Réunis à Victoria, les premiers ministres provinciaux ont unanimement dénoncé la décision fédérale de déterminer unilatéralement le rythme de croissance futur de ses paiements de transfert destinés à la santé. «Cette décision est sans précédent et inacceptable», a déclaré la première ministre de Colombie-Britannique, Christy Clark.    

Les provinces aimeraient négocier. Mais le premier ministre fédéral, Stephen Harper, a profité d'une entrevue à Radio-Canada pour fermer la porte à double tour: «Nous avons établi les sommes que le gouvernement fédéral pouvait se permettre de verser à long terme. Nous nous attendons à ce que les premiers ministres provinciaux, qui sont les principaux responsables du système de santé, mettent en place les réformes qui permettront de le préserver.»

Rappelons que le mois dernier, le ministre fédéral des Finances, Jim Flaherty, avait pris de court ses homologues en leur annonçant qu'à l'issue de l'entente de 10 ans conclue en 2004, le transfert canadien pour la santé (TCS) augmentera de 6% par an pour seulement trois années supplémentaires.

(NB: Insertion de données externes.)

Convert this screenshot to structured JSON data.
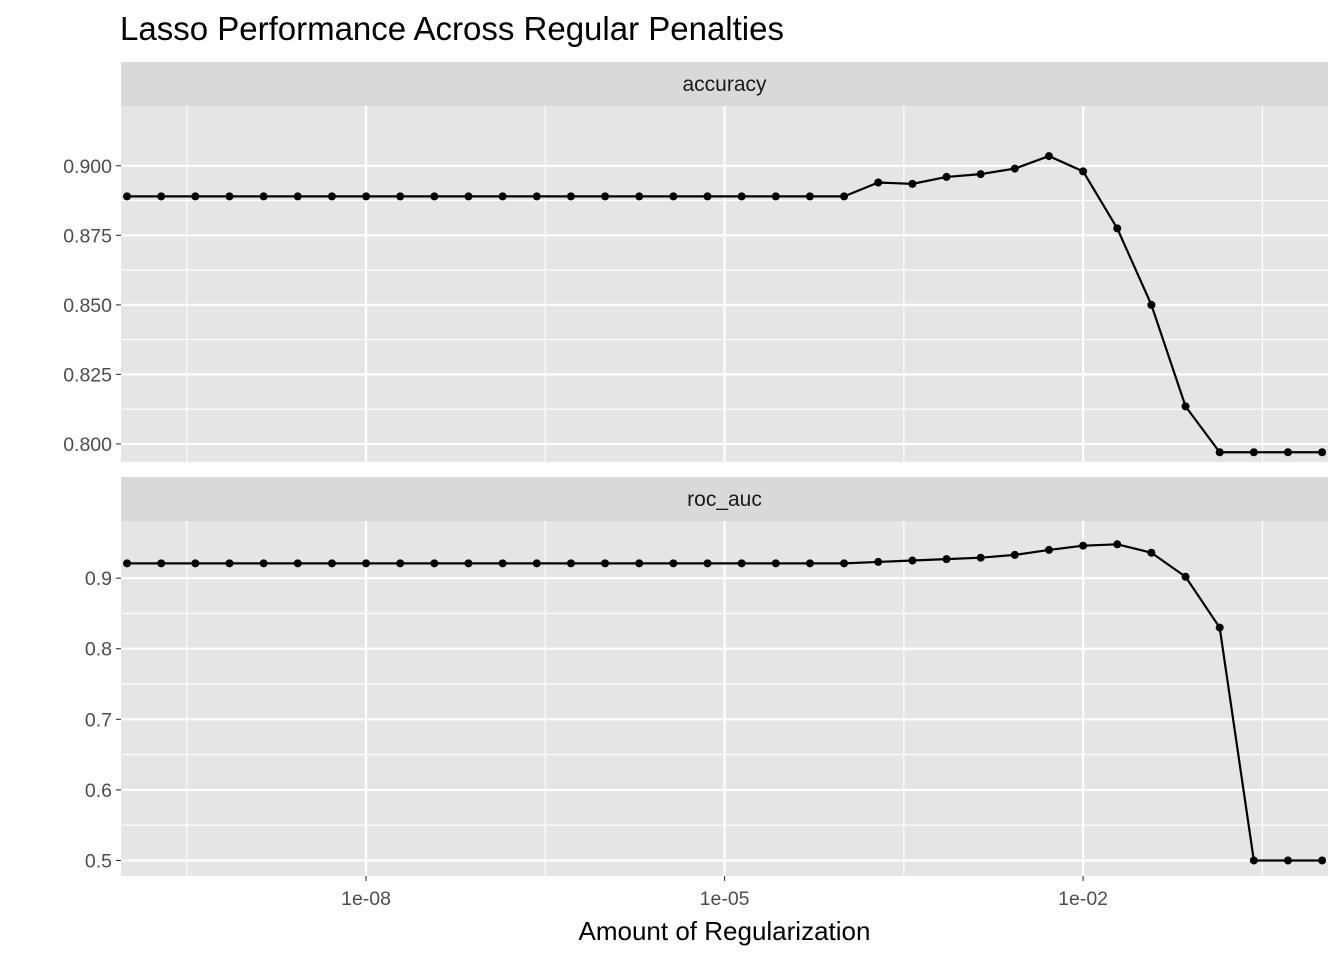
{
  "chart_data": {
    "type": "line",
    "title": "Lasso Performance Across Regular Penalties",
    "xlabel": "Amount of Regularization",
    "x_scale": "log10",
    "x_ticks": [
      {
        "value": 1e-08,
        "label": "1e-08"
      },
      {
        "value": 1e-05,
        "label": "1e-05"
      },
      {
        "value": 0.01,
        "label": "1e-02"
      }
    ],
    "xlim": [
      8.9e-11,
      1.12
    ],
    "grid": true,
    "legend": "none",
    "x": [
      1e-10,
      1.9307e-10,
      3.7276e-10,
      7.1969e-10,
      1.3895e-09,
      2.6827e-09,
      5.1795e-09,
      1e-08,
      1.9307e-08,
      3.7276e-08,
      7.1969e-08,
      1.3895e-07,
      2.6827e-07,
      5.1795e-07,
      1e-06,
      1.9307e-06,
      3.7276e-06,
      7.1969e-06,
      1.3895e-05,
      2.6827e-05,
      5.1795e-05,
      0.0001,
      0.00019307,
      0.00037276,
      0.00071969,
      0.0013895,
      0.0026827,
      0.0051795,
      0.01,
      0.019307,
      0.037276,
      0.071969,
      0.13895,
      0.26827,
      0.51795,
      1
    ],
    "panels": [
      {
        "strip": "accuracy",
        "ylim": [
          0.7935,
          0.9215
        ],
        "y_ticks": [
          "0.800",
          "0.825",
          "0.850",
          "0.875",
          "0.900"
        ],
        "y_tick_values": [
          0.8,
          0.825,
          0.85,
          0.875,
          0.9
        ],
        "values": [
          0.889,
          0.889,
          0.889,
          0.889,
          0.889,
          0.889,
          0.889,
          0.889,
          0.889,
          0.889,
          0.889,
          0.889,
          0.889,
          0.889,
          0.889,
          0.889,
          0.889,
          0.889,
          0.889,
          0.889,
          0.889,
          0.889,
          0.894,
          0.8935,
          0.896,
          0.897,
          0.899,
          0.9035,
          0.898,
          0.8775,
          0.85,
          0.8135,
          0.797,
          0.797,
          0.797,
          0.797
        ]
      },
      {
        "strip": "roc_auc",
        "ylim": [
          0.478,
          0.981
        ],
        "y_ticks": [
          "0.5",
          "0.6",
          "0.7",
          "0.8",
          "0.9"
        ],
        "y_tick_values": [
          0.5,
          0.6,
          0.7,
          0.8,
          0.9
        ],
        "values": [
          0.921,
          0.921,
          0.921,
          0.921,
          0.921,
          0.921,
          0.921,
          0.921,
          0.921,
          0.921,
          0.921,
          0.921,
          0.921,
          0.921,
          0.921,
          0.921,
          0.921,
          0.921,
          0.921,
          0.921,
          0.921,
          0.921,
          0.923,
          0.925,
          0.927,
          0.929,
          0.933,
          0.94,
          0.946,
          0.948,
          0.936,
          0.902,
          0.83,
          0.5,
          0.5,
          0.5
        ]
      }
    ]
  },
  "colors": {
    "panel_bg": "#e5e5e5",
    "strip_bg": "#d9d9d9",
    "grid": "#ffffff",
    "line": "#000000",
    "tick_text": "#4d4d4d"
  }
}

Par la suite, la croissance de ces paiements sera calquée sur celle du PIB (ce qui devrait donner en moyenne autour de 4%). Les provinces soutiennent que le vieillissement de la population engendre une croissance plus rapide de leurs dépenses.

Dans ce dossier, c'est Ottawa qui a raison. Bien sûr, le gouvernement Harper aurait pu être plus élégant dans sa façon de faire. Néanmoins, une chose est claire: les provinces ne pourront pas longtemps se permettre de voir leur plus gros poste de dépenses augmenter plus vite que l'économie (i.e. plus vite que leurs revenus). Les rapports Ménard et Castonguay ont tous deux recommandé à Québec de «ramener la croissance des dépenses publiques de santé à un niveau soutenable».

La proposition fédérale garantit une hausse du TCS de 6% par année jusqu'à 2016-2017. Les provinces ont donc amplement le temps de s'ajuster. Si, d'ici là, elles sont incapables de reprendre le contrôle de leurs dépenses en santé, ce sera à elles (et à leurs contribuables) d'en subir les conséquences.

Les premiers ministres provinciaux ont d'autant moins raison de protester que, pour la première fois depuis des lunes, Ottawa n'assortit aucune condition au versement du TCS. Or, les provinces (surtout le Québec) dénoncent depuis des années l'imposition de conditions par le fédéral dans un domaine qui est de leur compétence. L'offre du gouvernement conservateur constitue pour elles un gain majeur. Les ministères provinciaux de la santé seront plus libres que jamais de gérer le système à leur guise.

Non sans raison, les provinces ont pendant des années mis les problèmes du système de santé sur le dos du fédéral. Cette fois-ci, leur indignation sonne faux. En fait, la proposition du gouvernement Harper renvoie les provinces à leurs responsabilités. À elles de les prendre.